Stabilizing the high-tech stock trading ecosystem

by in U.S..

Two women hold umbrellas as they walk past the Nasdaq MarketSite in New York's Times Square

Photo Credit: Reuters/Lucas Jackson

Such things would have been unimaginable to the New York City brokers trading securities under the buttonwood tree more than two centuries ago, but over the past couple of years, traders (and investors) have suffered the 2010 flash crash, a glitch that forced the $400m bailout of Knight Capital and software problems that marred Nasdaq’s handling of Facebook’s IPO in May last year. To this litany of market malfunctions must now be added August 22’s three-hour interruption of trading on the Nasdaq because of a connectivity problem.

Stock trading has become ever more dependent on complex, fragmented electronic trading systems. The high-tech trading ecosystem that they constitute, with its algorithm-driven high-frequency trading, is poorly understood. The U.S. Securities and Exchange Commission has been working on rules to make sure that such technological problems, which have bedeviled it, don’t re-occur. Its proposed Regulation Systems Compliance and Integrity — Reg SCI in the argot — is intended, it says, “to replace the current voluntary compliance program with enforceable rules designed to better insulate the markets from vulnerabilities posed by systems technology issues.”

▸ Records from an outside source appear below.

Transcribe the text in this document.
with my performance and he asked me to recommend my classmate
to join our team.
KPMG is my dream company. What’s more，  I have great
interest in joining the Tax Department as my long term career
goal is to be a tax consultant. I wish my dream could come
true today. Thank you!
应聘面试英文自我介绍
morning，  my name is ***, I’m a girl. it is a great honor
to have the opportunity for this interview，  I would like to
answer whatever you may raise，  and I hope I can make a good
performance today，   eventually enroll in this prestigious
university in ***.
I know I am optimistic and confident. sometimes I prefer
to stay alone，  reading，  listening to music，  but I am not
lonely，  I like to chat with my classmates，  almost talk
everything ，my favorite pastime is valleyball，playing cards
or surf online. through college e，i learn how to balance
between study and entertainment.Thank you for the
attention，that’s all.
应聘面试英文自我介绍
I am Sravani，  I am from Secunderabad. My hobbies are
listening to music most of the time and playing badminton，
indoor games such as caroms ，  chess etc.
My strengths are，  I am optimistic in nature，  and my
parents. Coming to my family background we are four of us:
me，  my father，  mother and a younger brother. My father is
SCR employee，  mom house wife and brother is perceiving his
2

Reg SCI has run into the predictable hostile push-back from market participants on the grounds of the extra costs “the excessive burden of addition regulation” would impose on them. There are three core questions: to whom should it apply, exchanges and trading networks only, or broker-dealers as well; should it apply only to the larger exchanges and trading networks, and if so, what is the trading volume cut-off; and should it be mandatory or voluntary. Each gives scope for interest parties to carve out specific exceptions, as is the tried and trusted practice of Wall Street in drawing the venom from regulatory proposals it does not like.

Competition and innovation in electronic trading systems, as in many areas of human activity, is to be welcomed, but not at the expense of technological stability if its lack puts the system at risk of crashing down. So far, it has only been “glitches,” but they may foretell of something more catastrophic. The U.S. will never be able to claim it has the best financial markets in the world if it doesn’t accept that their technological stability is their bedrock. That is what the SEC has to mandate.